Rising homelessness risk for families facing benefits cap

4th Dec 2012

Public service cuts, welfare reform and rising living costs signal a ‘social storm’ in Haringey, warns Joe Penny.

It’s a cold and wet morning, and about 50 people are queuing along the street. Sharing umbrellas and pulling up their hoods to shelter from the elements, they’re not waiting for the launch of Apple’s new phone; nor are they hoping to get their hands on tickets for that must-see show. They are queuing for legal advice at the Citizens Advice Bureau in Turnpike Lane. Many of them have been here since 6.30am. 

Demand for legal advice at this centre in Haringey has risen steeply over the past two years and has now started to outstrip the centre’s capacity. In September the centre saw to the needs of 347 people, while having to turn away more than 250. They are struggling to meet 60 per cent of the demand at their doors, not to mention the hundreds who stay at home suffering in silence. 

As bad as the situation is, CAB staff told us they are braced for worse to come.

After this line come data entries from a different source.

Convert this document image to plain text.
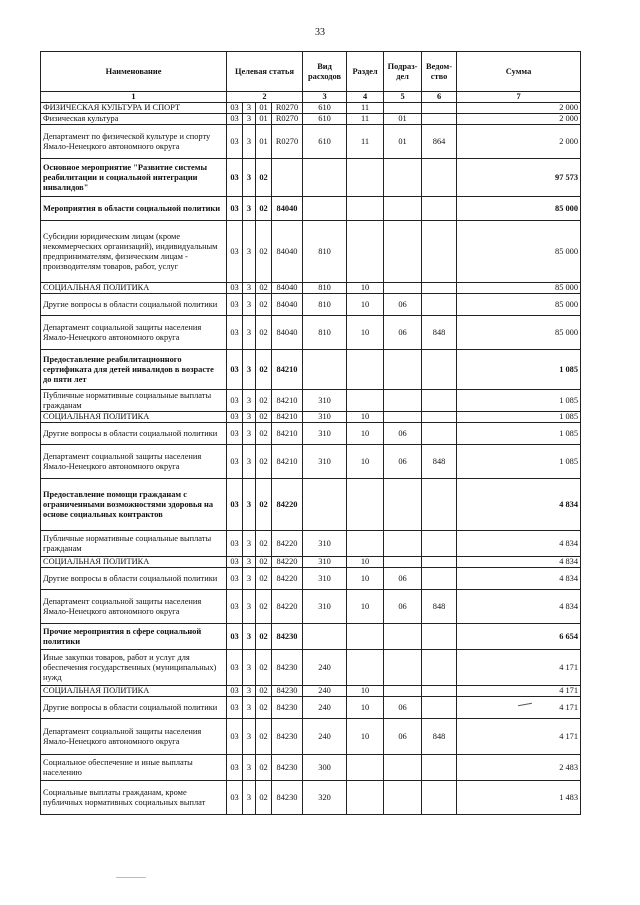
33
Наименование	Целевая статья				Вид расходов	Раздел	Подраз-дел	Ведом-ство	Сумма
1	2				3	4	5	6	7
ФИЗИЧЕСКАЯ КУЛЬТУРА И СПОРТ	03	3	01	R0270	610	11			2 000
Физическая культура	03	3	01	R0270	610	11	01		2 000
Департамент по физической культуре и спорту Ямало-Ненецкого автономного округа	03	3	01	R0270	610	11	01	864	2 000
Основное мероприятие "Развитие системы реабилитации и социальной интеграции инвалидов"	03	3	02						97 573
Мероприятия в области социальной политики	03	3	02	84040					85 000
Субсидии юридическим лицам (кроме некоммерческих организаций), индивидуальным предпринимателям, физическим лицам - производителям товаров, работ, услуг	03	3	02	84040	810				85 000
СОЦИАЛЬНАЯ ПОЛИТИКА	03	3	02	84040	810	10			85 000
Другие вопросы в области социальной политики	03	3	02	84040	810	10	06		85 000
Департамент социальной защиты населения Ямало-Ненецкого автономного округа	03	3	02	84040	810	10	06	848	85 000
Предоставление реабилитационного сертификата для детей инвалидов в возрасте до пяти лет	03	3	02	84210					1 085
Публичные нормативные социальные выплаты гражданам	03	3	02	84210	310				1 085
СОЦИАЛЬНАЯ ПОЛИТИКА	03	3	02	84210	310	10			1 085
Другие вопросы в области социальной политики	03	3	02	84210	310	10	06		1 085
Департамент социальной защиты населения Ямало-Ненецкого автономного округа	03	3	02	84210	310	10	06	848	1 085
Предоставление помощи гражданам с ограниченными возможностями здоровья на основе социальных контрактов	03	3	02	84220					4 834
Публичные нормативные социальные выплаты гражданам	03	3	02	84220	310				4 834
СОЦИАЛЬНАЯ ПОЛИТИКА	03	3	02	84220	310	10			4 834
Другие вопросы в области социальной политики	03	3	02	84220	310	10	06		4 834
Департамент социальной защиты населения Ямало-Ненецкого автономного округа	03	3	02	84220	310	10	06	848	4 834
Прочие мероприятия в сфере социальной политики	03	3	02	84230					6 654
Иные закупки товаров, работ и услуг для обеспечения государственных (муниципальных) нужд	03	3	02	84230	240				4 171
СОЦИАЛЬНАЯ ПОЛИТИКА	03	3	02	84230	240	10			4 171
Другие вопросы в области социальной политики	03	3	02	84230	240	10	06		4 171
Департамент социальной защиты населения Ямало-Ненецкого автономного округа	03	3	02	84230	240	10	06	848	4 171
Социальное обеспечение и иные выплаты населению	03	3	02	84230	300				2 483
Социальные выплаты гражданам, кроме публичных нормативных социальных выплат	03	3	02	84230	320				1 483
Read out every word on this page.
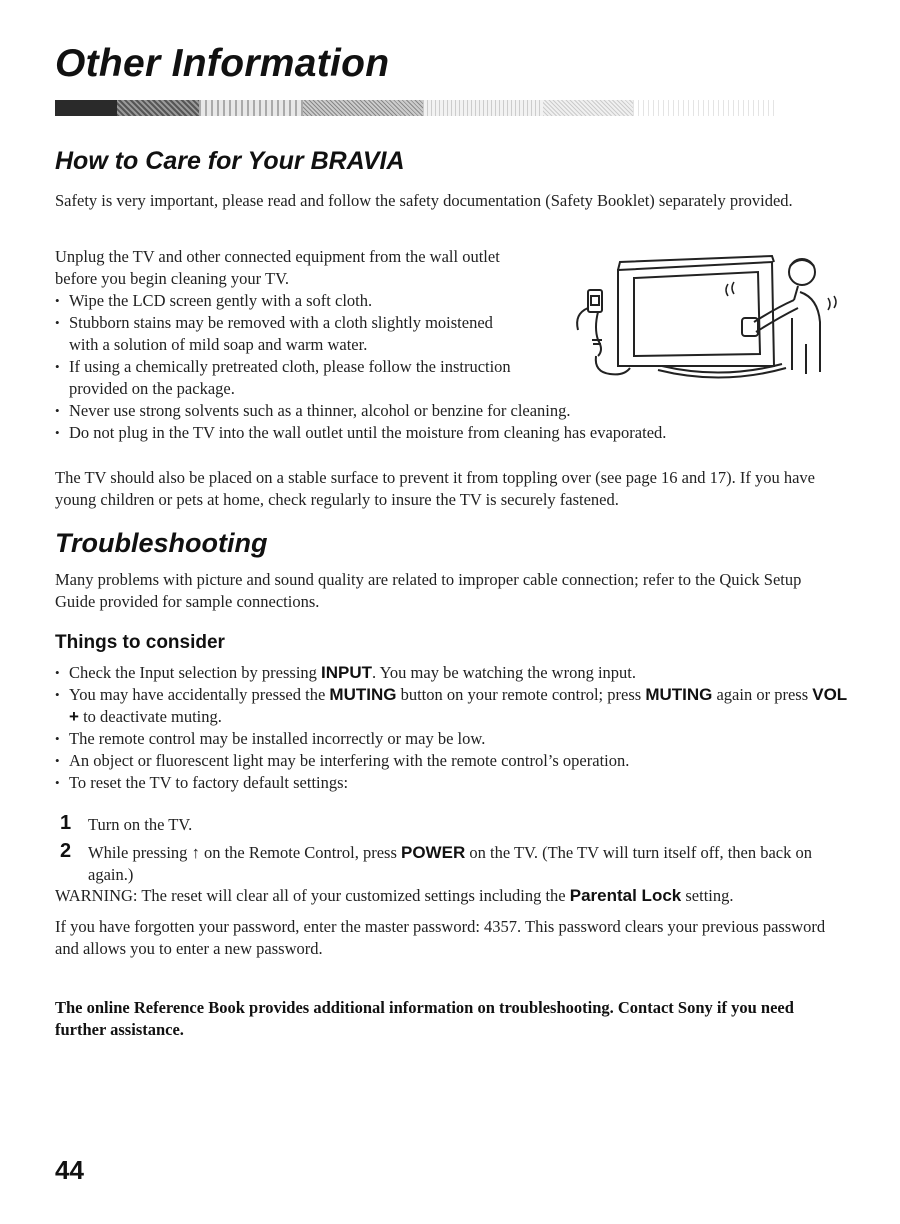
Other Information
How to Care for Your BRAVIA

Safety is very important, please read and follow the safety documentation (Safety Booklet) separately provided.

Unplug the TV and other connected equipment from the wall outlet

before you begin cleaning your TV.

• Wipe the LCD screen gently with a soft cloth.
• Stubborn stains may be removed with a cloth slightly moistened
with a solution of mild soap and warm water.
• If using a chemically pretreated cloth, please follow the instruction
provided on the package.
• Never use strong solvents such as a thinner, alcohol or benzine for cleaning.
• Do not plug in the TV into the wall outlet until the moisture from cleaning has evaporated.

The TV should also be placed on a stable surface to prevent it from toppling over (see page 16 and 17). If you have young children or pets at home, check regularly to insure the TV is securely fastened.

Troubleshooting

Many problems with picture and sound quality are related to improper cable connection; refer to the Quick Setup Guide provided for sample connections.

Things to consider
• Check the Input selection by pressing INPUT. You may be watching the wrong input.
• You may have accidentally pressed the MUTING button on your remote control; press MUTING again or press VOL + to deactivate muting.
• The remote control may be installed incorrectly or may be low.
• An object or fluorescent light may be interfering with the remote control’s operation.
• To reset the TV to factory default settings:
1 Turn on the TV.
2 While pressing ↑ on the Remote Control, press POWER on the TV. (The TV will turn itself off, then back on again.)

WARNING: The reset will clear all of your customized settings including the Parental Lock setting.

If you have forgotten your password, enter the master password: 4357. This password clears your previous password and allows you to enter a new password.

The online Reference Book provides additional information on troubleshooting. Contact Sony if you need further assistance.

44
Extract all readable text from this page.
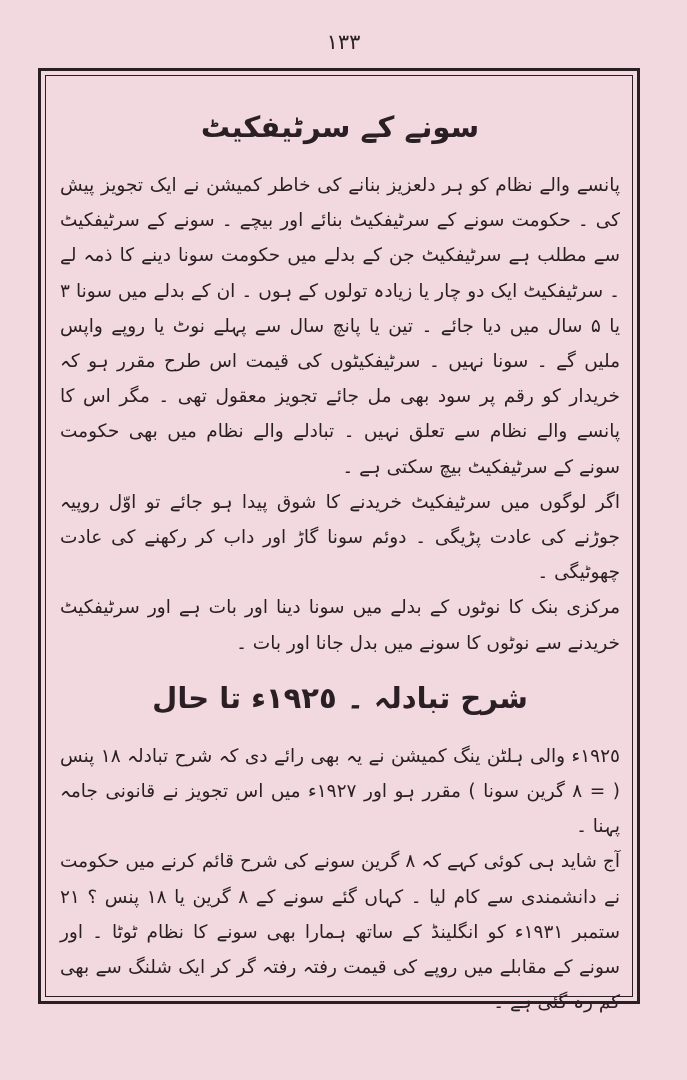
١٣٣
سونے کے سرٹیفکیٹ

پانسے والے نظام کو ہر دلعزیز بنانے کی خاطر کمیشن نے ایک تجویز پیش کی ۔ حکومت سونے کے سرٹیفکیٹ بنائے اور بیچے ۔ سونے کے سرٹیفکیٹ سے مطلب ہے سرٹیفکیٹ جن کے بدلے میں حکومت سونا دینے کا ذمہ لے ۔ سرٹیفکیٹ ایک دو چار یا زیادہ تولوں کے ہوں ۔ ان کے بدلے میں سونا ۳ یا ۵ سال میں دیا جائے ۔ تین یا پانچ سال سے پہلے نوٹ یا روپے واپس ملیں گے ۔ سونا نہیں ۔ سرٹیفکیٹوں کی قیمت اس طرح مقرر ہو کہ خریدار کو رقم پر سود بھی مل جائے تجویز معقول تھی ۔ مگر اس کا پانسے والے نظام سے تعلق نہیں ۔ تبادلے والے نظام میں بھی حکومت سونے کے سرٹیفکیٹ بیچ سکتی ہے ۔

اگر لوگوں میں سرٹیفکیٹ خریدنے کا شوق پیدا ہو جائے تو اوّل روپیہ جوڑنے کی عادت پڑیگی ۔ دوئم سونا گاڑ اور داب کر رکھنے کی عادت چھوٹیگی ۔

مرکزی بنک کا نوٹوں کے بدلے میں سونا دینا اور بات ہے اور سرٹیفکیٹ خریدنے سے نوٹوں کا سونے میں بدل جانا اور بات ۔

شرح تبادلہ ۔ ١٩٢٥ء تا حال

١٩٢٥ء والی ہلٹن ینگ کمیشن نے یہ بھی رائے دی کہ شرح تبادلہ ١٨ پنس ( = ٨ گرین سونا ) مقرر ہو اور ١٩٢٧ء میں اس تجویز نے قانونی جامہ پہنا ۔

آج شاید ہی کوئی کہے کہ ٨ گرین سونے کی شرح قائم کرنے میں حکومت نے دانشمندی سے کام لیا ۔ کہاں گئے سونے کے ٨ گرین یا ١٨ پنس ؟ ٢١ ستمبر ١٩٣١ء کو انگلینڈ کے ساتھ ہمارا بھی سونے کا نظام ٹوٹا ۔ اور سونے کے مقابلے میں روپے کی قیمت رفتہ رفتہ گر کر ایک شلنگ سے بھی کم رہ گئی ہے ۔
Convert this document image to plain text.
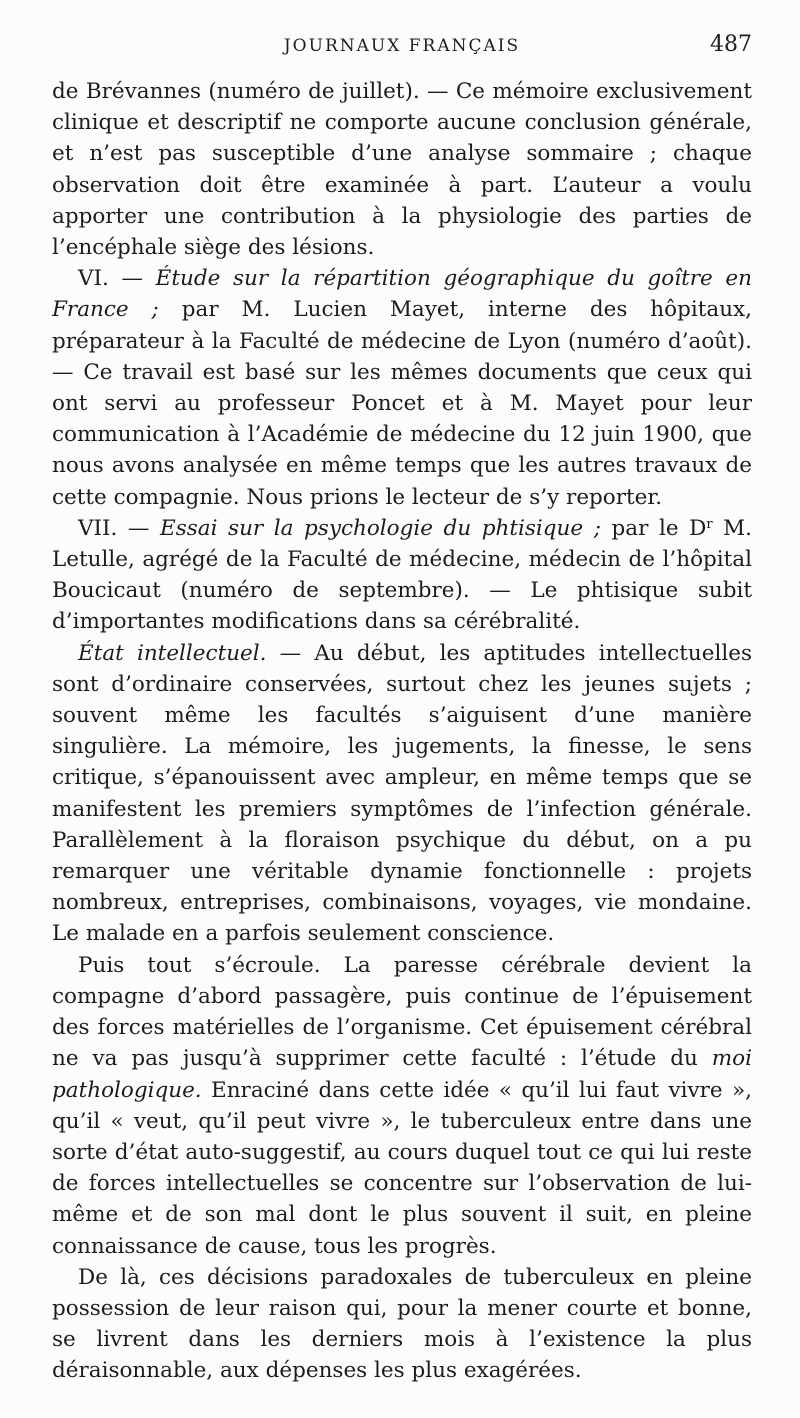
JOURNAUX FRANÇAIS	487

de Brévannes (numéro de juillet). — Ce mémoire exclusivement clinique et descriptif ne comporte aucune conclusion générale, et n’est pas susceptible d’une analyse sommaire ; chaque observation doit être examinée à part. L’auteur a voulu apporter une contribution à la physiologie des parties de l’encéphale siège des lésions.

VI. — Étude sur la répartition géographique du goître en France ; par M. Lucien Mayet, interne des hôpitaux, préparateur à la Faculté de médecine de Lyon (numéro d’août). — Ce travail est basé sur les mêmes documents que ceux qui ont servi au professeur Poncet et à M. Mayet pour leur communication à l’Académie de médecine du 12 juin 1900, que nous avons analysée en même temps que les autres travaux de cette compagnie. Nous prions le lecteur de s’y reporter.

VII. — Essai sur la psychologie du phtisique ; par le $D^r$ M. Letulle, agrégé de la Faculté de médecine, médecin de l’hôpital Boucicaut (numéro de septembre). — Le phtisique subit d’importantes modifications dans sa cérébralité.

État intellectuel. — Au début, les aptitudes intellectuelles sont d’ordinaire conservées, surtout chez les jeunes sujets ; souvent même les facultés s’aiguisent d’une manière singulière. La mémoire, les jugements, la finesse, le sens critique, s’épanouissent avec ampleur, en même temps que se manifestent les premiers symptômes de l’infection générale. Parallèlement à la floraison psychique du début, on a pu remarquer une véritable dynamie fonctionnelle : projets nombreux, entreprises, combinaisons, voyages, vie mondaine. Le malade en a parfois seulement conscience.

Puis tout s’écroule. La paresse cérébrale devient la compagne d’abord passagère, puis continue de l’épuisement des forces matérielles de l’organisme. Cet épuisement cérébral ne va pas jusqu’à supprimer cette faculté : l’étude du moi pathologique. Enraciné dans cette idée « qu’il lui faut vivre », qu’il « veut, qu’il peut vivre », le tuberculeux entre dans une sorte d’état auto-suggestif, au cours duquel tout ce qui lui reste de forces intellectuelles se concentre sur l’observation de lui-même et de son mal dont le plus souvent il suit, en pleine connaissance de cause, tous les progrès.

De là, ces décisions paradoxales de tuberculeux en pleine possession de leur raison qui, pour la mener courte et bonne, se livrent dans les derniers mois à l’existence la plus déraisonnable, aux dépenses les plus exagérées.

Welfare reform has yet to take full effect, with the majority of changes scheduled for April 2013. The benefit cap and other changes to housing benefits in particular are likely to cause significant issues in Haringey – an area that has long suffered from homelessness, overcrowding and unaffordable house prices.

More than 1,300 local families are predicted to be affected by the £500 per week benefits cap. A modest three-bedroom house in Tottenham, valued within the 30th percentile of local rents, will set you back around £300 per week, leaving families with three children £200 per week to live off – £200 to cover food, clothing, heating, electricity, water and transport for five people. 

Given that the Government’s own estimations for how much money a family of this size will need is around £330 per week, the choices for these families will be stark: either pay your rent and go hungry, or eat and lose your home. For those with more than three children the situation is even worse.

In an area where rent arrears are already rising and where 24 people in every 1,000 received repossession orders in 2011 (the second highest level in London), the likelihood of rising homelessness is very real. Indeed, over 800 young single people relying on housing benefits are set to lose up to £80 per week in support as the age threshold for shared room rate is raised to 35 years. Local supply of shared dwellings is woefully short of demand (suggestions put it at around 20 per cent of demand), so hundreds of young people are at risk of a future sofa surfing or sleeping rough.  

These are just some of the issues that staff at Haringey’s Citizens Advice are worried about. Worsening mental health and rising levels of debt, fuel poverty and hunger are all occurring with alarming regularity. 

It is at places such as Citizens Advice where the warning alarms are first sounded. They are, as the chair of Haringey CAB puts it, ‘the social weather vane’ of an area. 

With public services being cut back more each year, welfare reform in motion and living costs spiralling upwards, all the signs point to a social storm of unprecedented proportions.